University of Calgary, Foothills Medical Center, Calgary, Alberta, Canada.
Shock Trauma Center, University of Maryland Medical Center, Baltimore, MD.
J Am Coll Surg. 2020 Nov;231(5):e1-e6. doi: 10.1016/j.jamcollsurg.2020.08.727. Epub 2020 Aug 15.
Reoperative abdominal surgery is one of the most challenging endeavors that general surgeons face. The aim of this narrative review is to offer a detailed and nuanced discussion of preoperative patient and surgeon preparation and intraoperative surgical technique.
The topics discussed in this review are based on both the current literature and the experiences of the authors with complex reoperations in general, trauma, acute care, and hepatopancreatobiliary surgery.

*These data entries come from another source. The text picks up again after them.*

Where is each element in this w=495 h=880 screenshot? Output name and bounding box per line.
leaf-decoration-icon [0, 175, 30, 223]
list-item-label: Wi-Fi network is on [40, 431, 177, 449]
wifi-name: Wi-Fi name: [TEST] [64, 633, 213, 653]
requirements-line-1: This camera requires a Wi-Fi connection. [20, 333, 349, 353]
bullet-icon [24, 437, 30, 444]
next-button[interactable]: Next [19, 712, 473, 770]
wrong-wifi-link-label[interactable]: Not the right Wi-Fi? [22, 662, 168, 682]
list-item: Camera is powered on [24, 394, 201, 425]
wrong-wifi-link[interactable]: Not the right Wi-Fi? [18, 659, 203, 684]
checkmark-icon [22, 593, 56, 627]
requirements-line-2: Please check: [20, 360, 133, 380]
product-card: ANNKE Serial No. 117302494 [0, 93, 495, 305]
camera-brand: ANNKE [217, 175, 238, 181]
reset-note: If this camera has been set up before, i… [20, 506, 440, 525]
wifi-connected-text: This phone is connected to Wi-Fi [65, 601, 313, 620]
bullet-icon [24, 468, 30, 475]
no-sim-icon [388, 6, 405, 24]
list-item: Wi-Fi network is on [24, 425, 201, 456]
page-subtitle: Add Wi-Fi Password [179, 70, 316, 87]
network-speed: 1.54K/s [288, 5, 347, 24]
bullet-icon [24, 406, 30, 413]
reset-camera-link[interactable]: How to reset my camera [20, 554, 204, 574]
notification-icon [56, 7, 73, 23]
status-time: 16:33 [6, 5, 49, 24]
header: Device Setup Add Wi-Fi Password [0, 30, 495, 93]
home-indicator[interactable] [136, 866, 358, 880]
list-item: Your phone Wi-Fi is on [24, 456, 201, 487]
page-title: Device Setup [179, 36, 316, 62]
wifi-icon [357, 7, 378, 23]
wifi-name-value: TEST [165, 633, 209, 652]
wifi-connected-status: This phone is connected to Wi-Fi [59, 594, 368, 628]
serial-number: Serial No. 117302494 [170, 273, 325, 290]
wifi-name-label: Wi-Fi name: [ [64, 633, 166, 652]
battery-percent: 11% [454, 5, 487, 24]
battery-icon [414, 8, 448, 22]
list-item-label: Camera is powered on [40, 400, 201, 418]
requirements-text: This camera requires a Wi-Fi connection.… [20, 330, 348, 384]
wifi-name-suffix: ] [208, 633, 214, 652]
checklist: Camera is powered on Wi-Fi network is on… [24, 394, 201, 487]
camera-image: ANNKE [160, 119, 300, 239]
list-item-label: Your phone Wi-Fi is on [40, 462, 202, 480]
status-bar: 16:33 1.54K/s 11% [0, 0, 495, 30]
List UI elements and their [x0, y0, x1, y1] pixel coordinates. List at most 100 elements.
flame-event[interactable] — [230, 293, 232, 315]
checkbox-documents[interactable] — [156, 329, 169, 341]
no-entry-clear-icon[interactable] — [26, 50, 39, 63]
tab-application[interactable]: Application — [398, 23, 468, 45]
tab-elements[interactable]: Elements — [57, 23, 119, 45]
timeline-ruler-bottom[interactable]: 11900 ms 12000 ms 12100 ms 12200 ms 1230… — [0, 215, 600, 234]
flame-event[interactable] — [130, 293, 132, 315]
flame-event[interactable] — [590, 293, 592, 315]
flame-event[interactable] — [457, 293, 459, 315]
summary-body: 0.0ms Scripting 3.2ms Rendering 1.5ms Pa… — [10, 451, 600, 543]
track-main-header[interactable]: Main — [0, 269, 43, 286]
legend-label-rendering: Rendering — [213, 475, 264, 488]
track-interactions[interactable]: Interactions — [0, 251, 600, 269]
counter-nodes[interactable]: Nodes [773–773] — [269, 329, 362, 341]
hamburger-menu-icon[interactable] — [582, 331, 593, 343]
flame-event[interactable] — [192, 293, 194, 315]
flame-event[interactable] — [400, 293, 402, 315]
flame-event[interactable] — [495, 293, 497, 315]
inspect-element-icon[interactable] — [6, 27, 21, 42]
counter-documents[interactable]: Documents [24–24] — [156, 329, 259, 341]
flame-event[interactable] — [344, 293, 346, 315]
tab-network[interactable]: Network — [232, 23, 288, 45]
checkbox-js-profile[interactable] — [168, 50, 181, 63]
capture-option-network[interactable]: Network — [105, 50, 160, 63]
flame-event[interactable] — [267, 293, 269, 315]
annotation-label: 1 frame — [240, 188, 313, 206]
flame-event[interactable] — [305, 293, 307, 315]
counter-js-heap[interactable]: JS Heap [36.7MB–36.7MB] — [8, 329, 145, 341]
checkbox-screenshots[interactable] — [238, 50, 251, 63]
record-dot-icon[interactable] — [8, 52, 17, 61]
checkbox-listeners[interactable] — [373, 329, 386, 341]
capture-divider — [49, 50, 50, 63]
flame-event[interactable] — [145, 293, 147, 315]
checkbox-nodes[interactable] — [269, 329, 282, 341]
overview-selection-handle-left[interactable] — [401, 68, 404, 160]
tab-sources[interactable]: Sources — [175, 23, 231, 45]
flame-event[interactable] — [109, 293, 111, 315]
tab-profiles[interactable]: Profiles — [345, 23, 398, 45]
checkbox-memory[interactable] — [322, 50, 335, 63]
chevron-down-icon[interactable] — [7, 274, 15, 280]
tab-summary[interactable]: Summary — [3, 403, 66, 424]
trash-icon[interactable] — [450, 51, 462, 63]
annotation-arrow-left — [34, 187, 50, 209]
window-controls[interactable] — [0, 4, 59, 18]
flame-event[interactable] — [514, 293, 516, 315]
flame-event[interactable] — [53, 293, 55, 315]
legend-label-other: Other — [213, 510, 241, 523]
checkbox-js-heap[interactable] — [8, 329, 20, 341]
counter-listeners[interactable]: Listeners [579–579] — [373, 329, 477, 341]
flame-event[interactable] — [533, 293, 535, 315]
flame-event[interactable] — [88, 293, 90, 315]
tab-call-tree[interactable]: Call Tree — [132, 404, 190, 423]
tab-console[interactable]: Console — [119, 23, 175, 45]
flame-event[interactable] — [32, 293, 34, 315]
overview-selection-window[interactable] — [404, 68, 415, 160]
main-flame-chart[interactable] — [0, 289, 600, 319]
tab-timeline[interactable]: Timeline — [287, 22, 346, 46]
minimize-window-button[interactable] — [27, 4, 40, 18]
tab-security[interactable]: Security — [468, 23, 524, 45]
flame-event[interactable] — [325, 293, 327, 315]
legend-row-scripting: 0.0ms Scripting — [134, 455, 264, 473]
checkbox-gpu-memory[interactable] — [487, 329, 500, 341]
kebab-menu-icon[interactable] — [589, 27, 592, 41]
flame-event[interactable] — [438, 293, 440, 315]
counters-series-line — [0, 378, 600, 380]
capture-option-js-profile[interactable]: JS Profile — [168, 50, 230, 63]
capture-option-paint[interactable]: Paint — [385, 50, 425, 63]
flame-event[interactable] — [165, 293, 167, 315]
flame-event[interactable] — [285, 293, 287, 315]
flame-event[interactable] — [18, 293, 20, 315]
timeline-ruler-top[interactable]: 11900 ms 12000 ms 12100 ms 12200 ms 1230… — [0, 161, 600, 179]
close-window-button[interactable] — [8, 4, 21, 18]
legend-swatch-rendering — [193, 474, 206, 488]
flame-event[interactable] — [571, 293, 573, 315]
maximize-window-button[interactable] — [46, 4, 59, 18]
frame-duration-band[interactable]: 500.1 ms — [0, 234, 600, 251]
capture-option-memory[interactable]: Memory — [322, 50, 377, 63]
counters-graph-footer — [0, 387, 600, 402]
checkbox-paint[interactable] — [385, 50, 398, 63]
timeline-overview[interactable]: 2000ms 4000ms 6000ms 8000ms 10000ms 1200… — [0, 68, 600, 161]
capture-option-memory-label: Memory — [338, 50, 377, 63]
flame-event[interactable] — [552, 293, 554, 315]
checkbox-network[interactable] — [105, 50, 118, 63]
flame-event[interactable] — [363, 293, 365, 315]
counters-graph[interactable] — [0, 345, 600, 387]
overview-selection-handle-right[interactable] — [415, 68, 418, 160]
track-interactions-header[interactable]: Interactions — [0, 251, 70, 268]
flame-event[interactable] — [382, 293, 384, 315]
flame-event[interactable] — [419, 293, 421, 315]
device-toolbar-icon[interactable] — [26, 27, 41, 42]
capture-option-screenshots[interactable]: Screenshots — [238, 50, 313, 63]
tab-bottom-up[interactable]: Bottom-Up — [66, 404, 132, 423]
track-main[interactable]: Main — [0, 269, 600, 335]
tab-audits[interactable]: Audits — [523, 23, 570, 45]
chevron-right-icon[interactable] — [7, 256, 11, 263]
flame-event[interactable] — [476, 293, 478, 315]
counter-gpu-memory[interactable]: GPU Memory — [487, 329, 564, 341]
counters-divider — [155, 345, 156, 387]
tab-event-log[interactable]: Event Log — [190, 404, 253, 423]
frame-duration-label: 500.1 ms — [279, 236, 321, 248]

Ten essential steps for reoperative abdominal surgery include the following: 1. Review all previous operative notes and discharge summaries; 2. Review all prior outside and current in-house imaging; 3. Assess the patient's overall health status, reverse nutritional deficits, and explain risks of reoperation to the patient and family; 4. Refer the patient to a plastic surgeon when future skin coverage of a prosthesis in the abdominal wall may be needed; 5. Do a bowel preparation preoperatively; 6. Use selected Enhanced Recovery After Surgery protocols; 7. Operative technique matters; 8. Restoring gastrointestinal continuity simultaneously with abdominal wall reconstruction is not recommended; 9. Technical tips for complex reoperations; and 10. Plan well for the day of the operation.
Successful reoperative abdominal surgery in the most complex patients after previous trauma or acute care laparotomies demands adequate preoperative patient preparation, a clear-cut plan for operation, superb intraoperative technique, and solid decision-making; ie an unwavering commitment to making the patient whole again.
再次剖腹手术是普通外科医生面临的最具挑战性的任务之一。本综述的目的是详细而细致地讨论术前患者和外科医生的准备以及术中手术技术。
本综述中讨论的主题基于现有文献以及作者在普通外科、创伤、急性护理和肝胆胰外科中进行复杂再次手术的经验。
再次剖腹手术的十个基本步骤包括以下内容:1. 回顾所有之前的手术记录和出院总结;2. 回顾所有之前的外部和当前的内部成像;3. 评估患者的整体健康状况、纠正营养不足,并向患者和家属解释再次手术的风险;4. 如果未来需要在腹壁假体上覆盖皮肤,应将患者转介给整形外科医生;5. 术前进行肠道准备;6. 使用选定的术后快速康复协议;7. 手术技术很重要;8. 不建议同时恢复胃肠道连续性和腹壁重建;9. 复杂再次手术的技术技巧;10. 为手术日做好充分准备。
在经历过先前创伤或急性护理剖腹手术后,对最复杂的患者进行成功的再次剖腹手术需要充分的术前患者准备、明确的手术计划、精湛的术中技术和稳健的决策;即坚定地致力于使患者恢复完整。